I know that all of this crap will pass in a day or so, but come one honestly! Really? This month sucks, I think we really need to start seeking help.  I am going to make a Dr appointment for next week.  And get a referral from the Dr for an OBGYN.  And from there we will just go from there. I know that if I go to the OBGYN and talk to her about our issues, he is going to get mad, saying that it isn't any ones business.  Which I agree, but come on already! When will this start moving in our direction.  I know that I am going to have to talk to someone in the medical field at some point.  And I know this isn't a pressure issue anymore.  I know that it is something else.  I just really wish I knew what the hell was going.  Because I am so outrageously frustrated!

So I did it! I quit smoking, again.  Well, technically, we did it!
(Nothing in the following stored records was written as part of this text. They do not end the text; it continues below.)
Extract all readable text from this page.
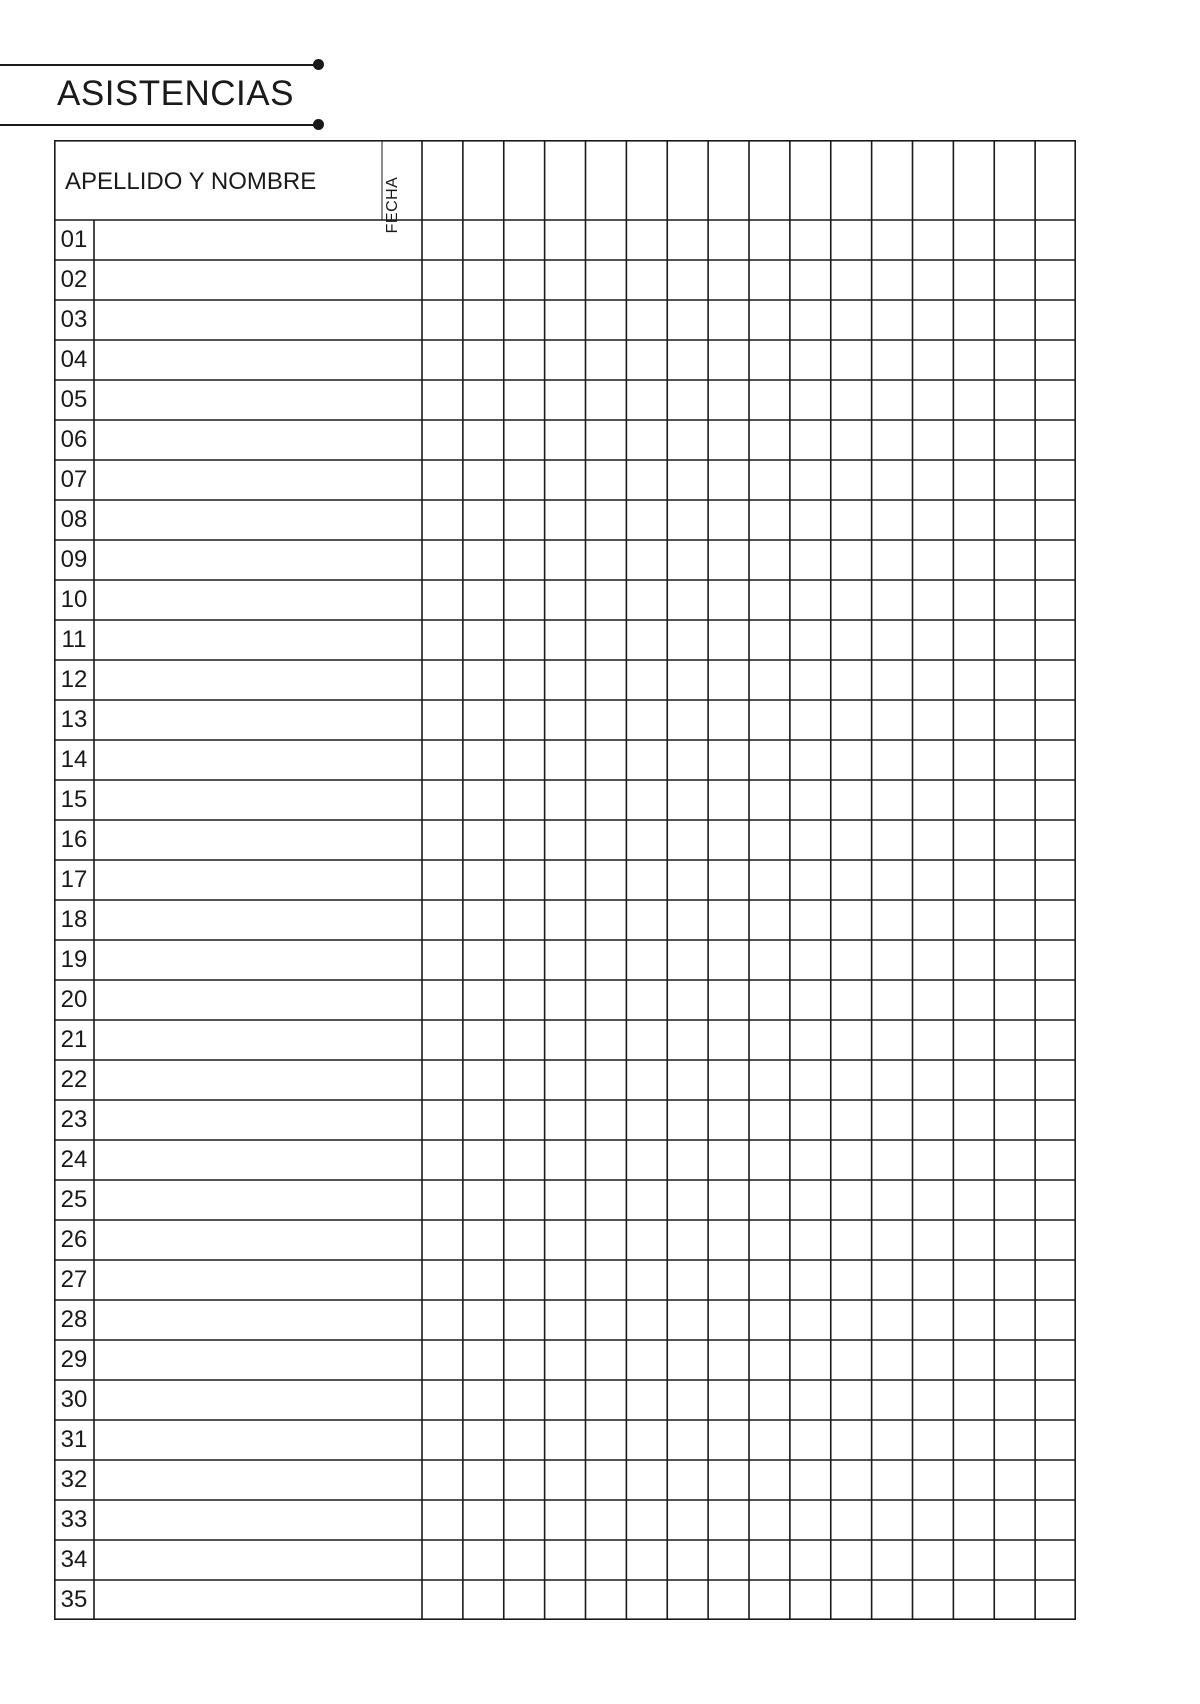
ASISTENCIAS
APELLIDO Y NOMBRE	FECHA
01
02
03
04
05
06
07
08
09
10
11
12
13
14
15
16
17
18
19
20
21
22
23
24
25
26
27
28
29
30
31
32
33
34
35
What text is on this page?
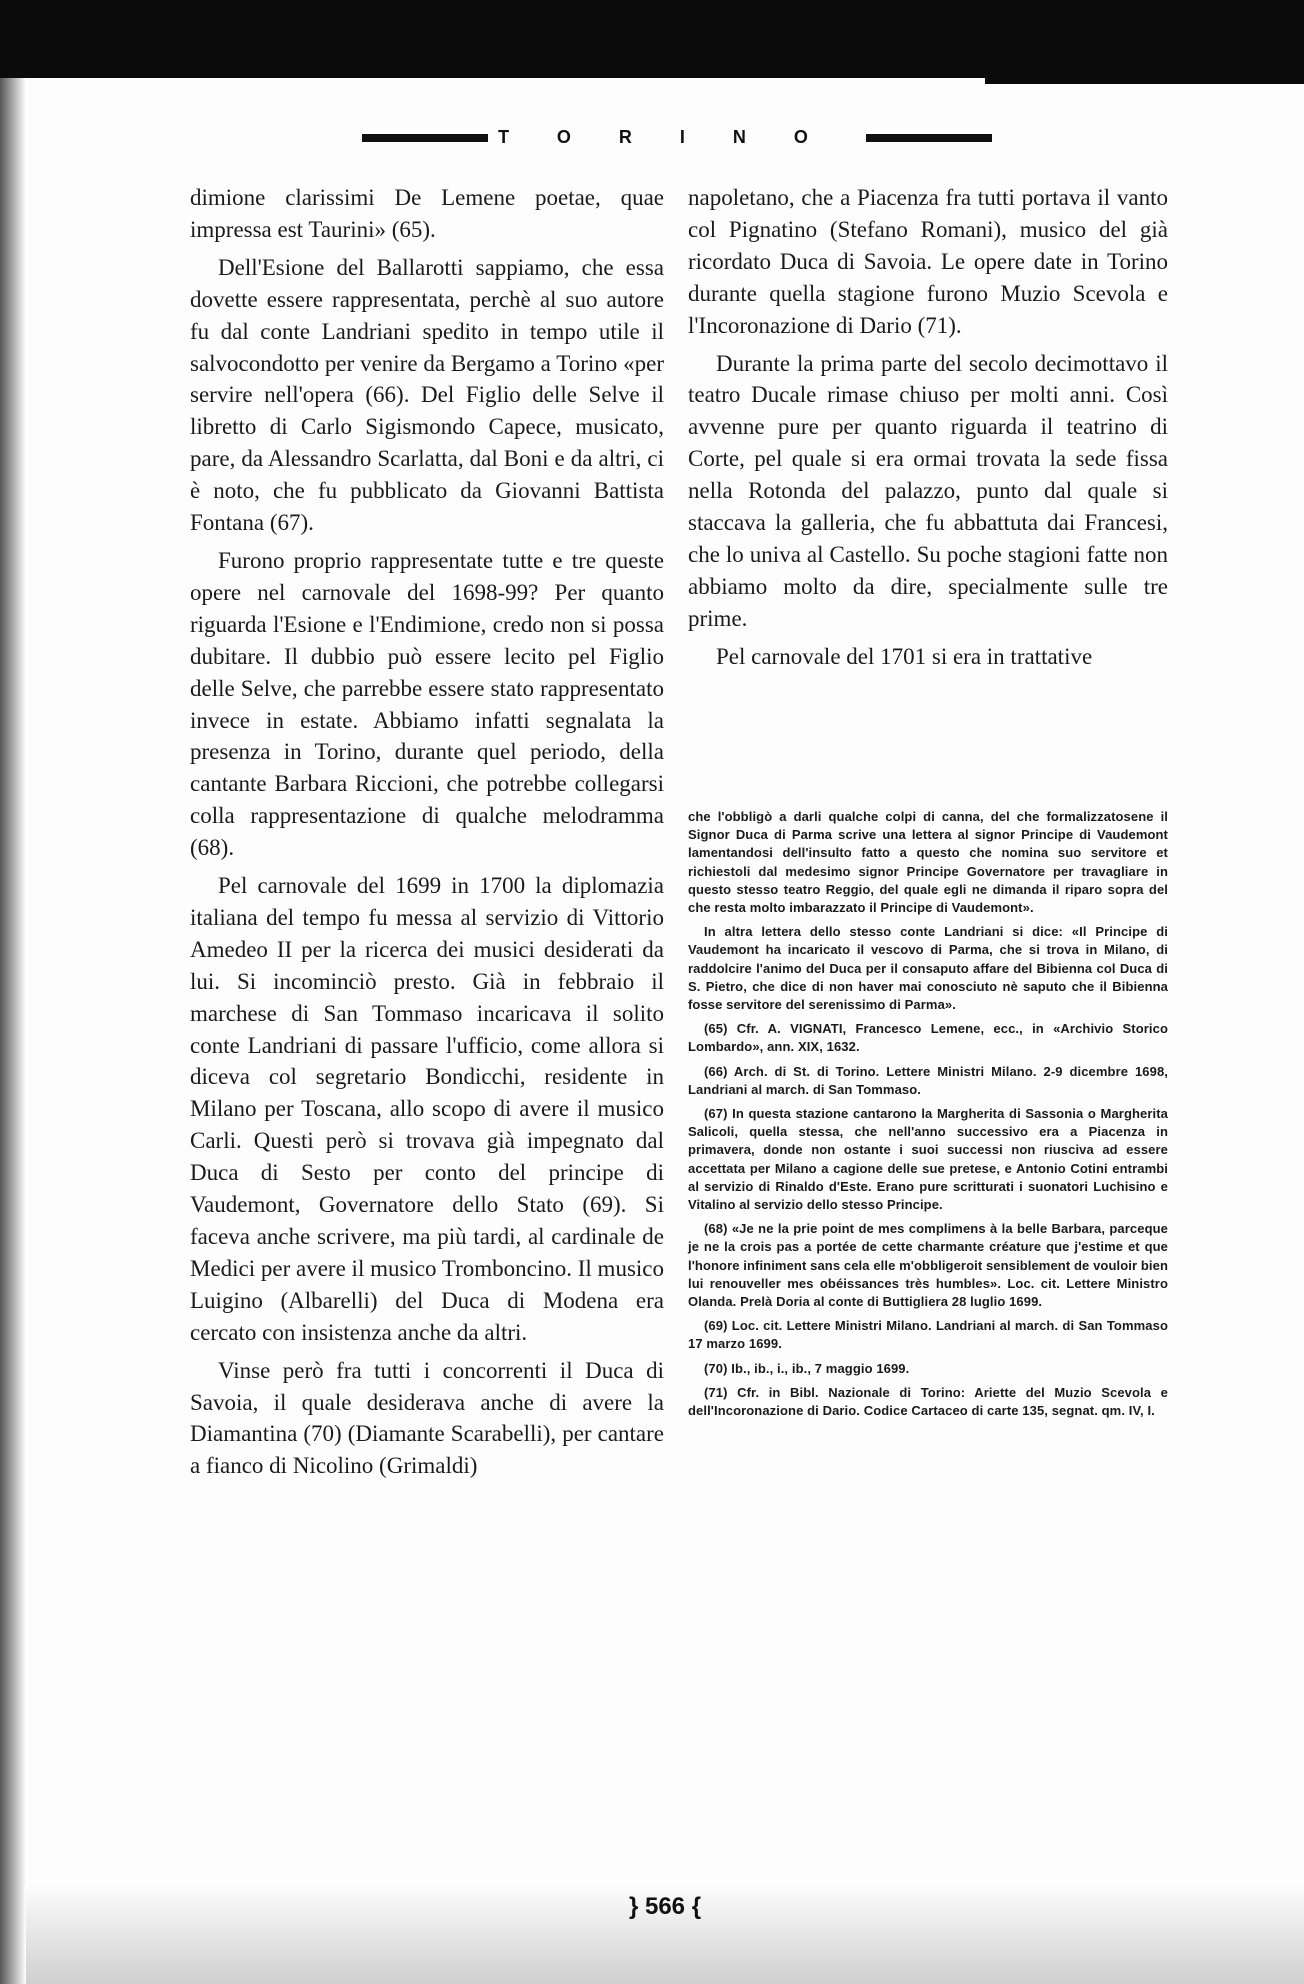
TORINO

dimione clarissimi De Lemene poetae, quae impressa est Taurini» (65).

Dell'Esione del Ballarotti sappiamo, che essa dovette essere rappresentata, perchè al suo autore fu dal conte Landriani spedito in tempo utile il salvocondotto per venire da Bergamo a Torino «per servire nell'opera (66). Del Figlio delle Selve il libretto di Carlo Sigismondo Capece, musicato, pare, da Alessandro Scarlatta, dal Boni e da altri, ci è noto, che fu pubblicato da Giovanni Battista Fontana (67).

Furono proprio rappresentate tutte e tre queste opere nel carnovale del 1698-99? Per quanto riguarda l'Esione e l'Endimione, credo non si possa dubitare. Il dubbio può essere lecito pel Figlio delle Selve, che parrebbe essere stato rappresentato invece in estate. Abbiamo infatti segnalata la presenza in Torino, durante quel periodo, della cantante Barbara Riccioni, che potrebbe collegarsi colla rappresentazione di qualche melodramma (68).

Pel carnovale del 1699 in 1700 la diplomazia italiana del tempo fu messa al servizio di Vittorio Amedeo II per la ricerca dei musici desiderati da lui. Si incominciò presto. Già in febbraio il marchese di San Tommaso incaricava il solito conte Landriani di passare l'ufficio, come allora si diceva col segretario Bondicchi, residente in Milano per Toscana, allo scopo di avere il musico Carli. Questi però si trovava già impegnato dal Duca di Sesto per conto del principe di Vaudemont, Governatore dello Stato (69). Si faceva anche scrivere, ma più tardi, al cardinale de Medici per avere il musico Tromboncino. Il musico Luigino (Albarelli) del Duca di Modena era cercato con insistenza anche da altri.

Vinse però fra tutti i concorrenti il Duca di Savoia, il quale desiderava anche di avere la Diamantina (70) (Diamante Scarabelli), per cantare a fianco di Nicolino (Grimaldi)

napoletano, che a Piacenza fra tutti portava il vanto col Pignatino (Stefano Romani), musico del già ricordato Duca di Savoia. Le opere date in Torino durante quella stagione furono Muzio Scevola e l'Incoronazione di Dario (71).

Durante la prima parte del secolo decimottavo il teatro Ducale rimase chiuso per molti anni. Così avvenne pure per quanto riguarda il teatrino di Corte, pel quale si era ormai trovata la sede fissa nella Rotonda del palazzo, punto dal quale si staccava la galleria, che fu abbattuta dai Francesi, che lo univa al Castello. Su poche stagioni fatte non abbiamo molto da dire, specialmente sulle tre prime.

Pel carnovale del 1701 si era in trattative

che l'obbligò a darli qualche colpi di canna, del che formalizzatosene il Signor Duca di Parma scrive una lettera al signor Principe di Vaudemont lamentandosi dell'insulto fatto a questo che nomina suo servitore et richiestoli dal medesimo signor Principe Governatore per travagliare in questo stesso teatro Reggio, del quale egli ne dimanda il riparo sopra del che resta molto imbarazzato il Principe di Vaudemont».

In altra lettera dello stesso conte Landriani si dice: «Il Principe di Vaudemont ha incaricato il vescovo di Parma, che si trova in Milano, di raddolcire l'animo del Duca per il consaputo affare del Bibienna col Duca di S. Pietro, che dice di non haver mai conosciuto nè saputo che il Bibienna fosse servitore del serenissimo di Parma».

(65) Cfr. A. VIGNATI, Francesco Lemene, ecc., in «Archivio Storico Lombardo», ann. XIX, 1632.

(66) Arch. di St. di Torino. Lettere Ministri Milano. 2-9 dicembre 1698, Landriani al march. di San Tommaso.

(67) In questa stazione cantarono la Margherita di Sassonia o Margherita Salicoli, quella stessa, che nell'anno successivo era a Piacenza in primavera, donde non ostante i suoi successi non riusciva ad essere accettata per Milano a cagione delle sue pretese, e Antonio Cotini entrambi al servizio di Rinaldo d'Este. Erano pure scritturati i suonatori Luchisino e Vitalino al servizio dello stesso Principe.

(68) «Je ne la prie point de mes complimens à la belle Barbara, parceque je ne la crois pas a portée de cette charmante créature que j'estime et que l'honore infiniment sans cela elle m'obbligeroit sensiblement de vouloir bien lui renouveller mes obéissances très humbles». Loc. cit. Lettere Ministro Olanda. Prelà Doria al conte di Buttigliera 28 luglio 1699.

(69) Loc. cit. Lettere Ministri Milano. Landriani al march. di San Tommaso 17 marzo 1699.

(70) Ib., ib., i., ib., 7 maggio 1699.

(71) Cfr. in Bibl. Nazionale di Torino: Ariette del Muzio Scevola e dell'Incoronazione di Dario. Codice Cartaceo di carte 135, segnat. qm. IV, I.

} 566 {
T quit too. YAY!! We haven't killed each other yet.  Which is a great thing!  It has definitely come close.  I am so hoping that I make it through work tomorrow without killing anyone!

I am having wine and cake with the girls tomorrow.  One of our friends is filing for divorce.  Which absolutely breaks my heart.  I know that they have had problems with infertility.  And I had heard that they just hadn't communicated well enough to make it through it.  A few years back, my best friend and I got into it a little bit, it was right before the holidays.  She had compared T and I to this other couple, because we have some similarities.  Anyways, basically she compared us and I blew up at her, and then we both cried and apologized and now we are fine today.  But, anyways, now this couple is getting a divorce.  I talked to T tonight, because I deep down, I am not so much worried that we will have a child together, but I am more worried that our marriage won't survive getting us there.  He like always reassured me that we will be more then strong enough, we are not them, we have more then them deep down.  Deep down, our souls connect.  I guess, that sounds pretty cheesy. 
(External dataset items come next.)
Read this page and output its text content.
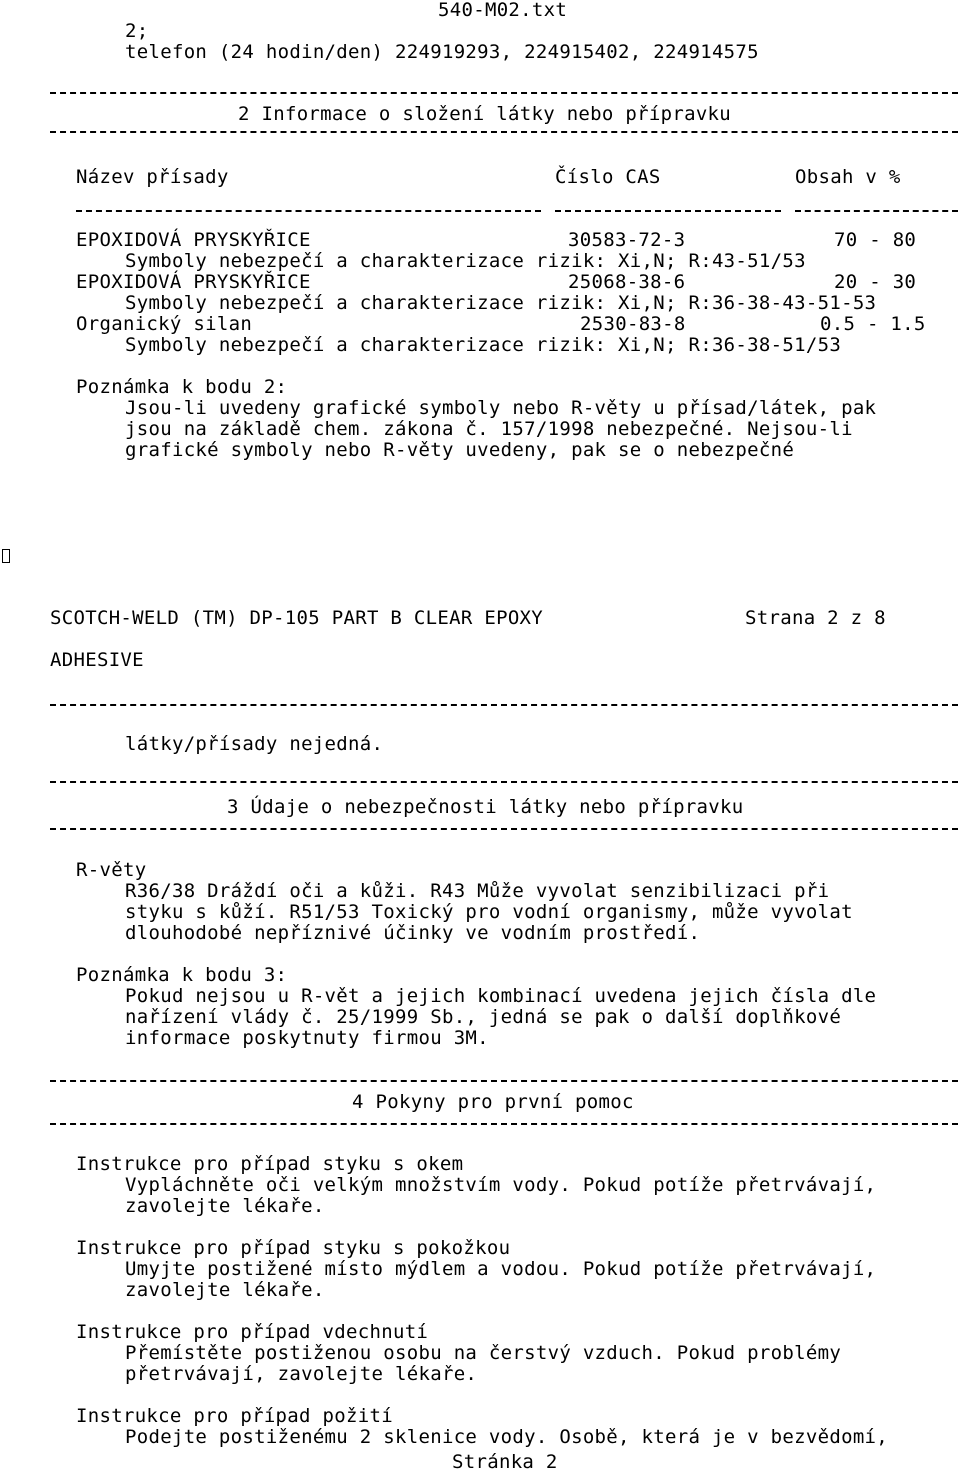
540-M02.txt
2;
telefon (24 hodin/den) 224919293, 224915402, 224914575
2 Informace o složení látky nebo přípravku
Název přísady	Číslo CAS	Obsah v %
EPOXIDOVÁ PRYSKYŘICE	30583-72-3	70 - 80
Symboly nebezpečí a charakterizace rizik: Xi,N; R:43-51/53
EPOXIDOVÁ PRYSKYŘICE	25068-38-6	20 - 30
Symboly nebezpečí a charakterizace rizik: Xi,N; R:36-38-43-51-53
Organický silan	2530-83-8	0.5 - 1.5
Symboly nebezpečí a charakterizace rizik: Xi,N; R:36-38-51/53
Poznámka k bodu 2:
Jsou-li uvedeny grafické symboly nebo R-věty u přísad/látek, pak
jsou na základě chem. zákona č. 157/1998 nebezpečné. Nejsou-li
grafické symboly nebo R-věty uvedeny, pak se o nebezpečné
SCOTCH-WELD (TM) DP-105 PART B CLEAR EPOXY	Strana 2 z 8
ADHESIVE
látky/přísady nejedná.
3 Údaje o nebezpečnosti látky nebo přípravku
R-věty
R36/38 Dráždí oči a kůži. R43 Může vyvolat senzibilizaci při
styku s kůží. R51/53 Toxický pro vodní organismy, může vyvolat
dlouhodobé nepříznivé účinky ve vodním prostředí.
Poznámka k bodu 3:
Pokud nejsou u R-vět a jejich kombinací uvedena jejich čísla dle
nařízení vlády č. 25/1999 Sb., jedná se pak o další doplňkové
informace poskytnuty firmou 3M.
4 Pokyny pro první pomoc
Instrukce pro případ styku s okem
Vypláchněte oči velkým množstvím vody. Pokud potíže přetrvávají,
zavolejte lékaře.
Instrukce pro případ styku s pokožkou
Umyjte postižené místo mýdlem a vodou. Pokud potíže přetrvávají,
zavolejte lékaře.
Instrukce pro případ vdechnutí
Přemístěte postiženou osobu na čerstvý vzduch. Pokud problémy
přetrvávají, zavolejte lékaře.
Instrukce pro případ požití
Podejte postiženému 2 sklenice vody. Osobě, která je v bezvědomí,
Stránka 2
I went shopping, yesterday and today.  I bought a few things, I scored a huge deal on some Butter London polish.  Got a Stila Mascara for pretty cheap.  Got my Lorac Pro Blush from ULTA today.  YAY for 20% off coupon! Those things rock.  I wish I had a better camera, so that way I could not necessarily swatch stuff, cause that isn't what I want to do, but I would like to be able to take pictures of the stuff so that way I could at least show what I purchased.  I don't want to go find and use someone else's photos because that isn't me.  I guess I will just not take pictures of my stuff, not for a while at least!

Leaving some words of wisdome before I go.  I can't figure out if I want to talk about love, or strenght, or the fact that I want to rip someones face off.  I guess I could put all of them up!

I know I'm not too lovable right now.  But I am lucky that I have people that love me when I am not nearly as lovable as I usually am.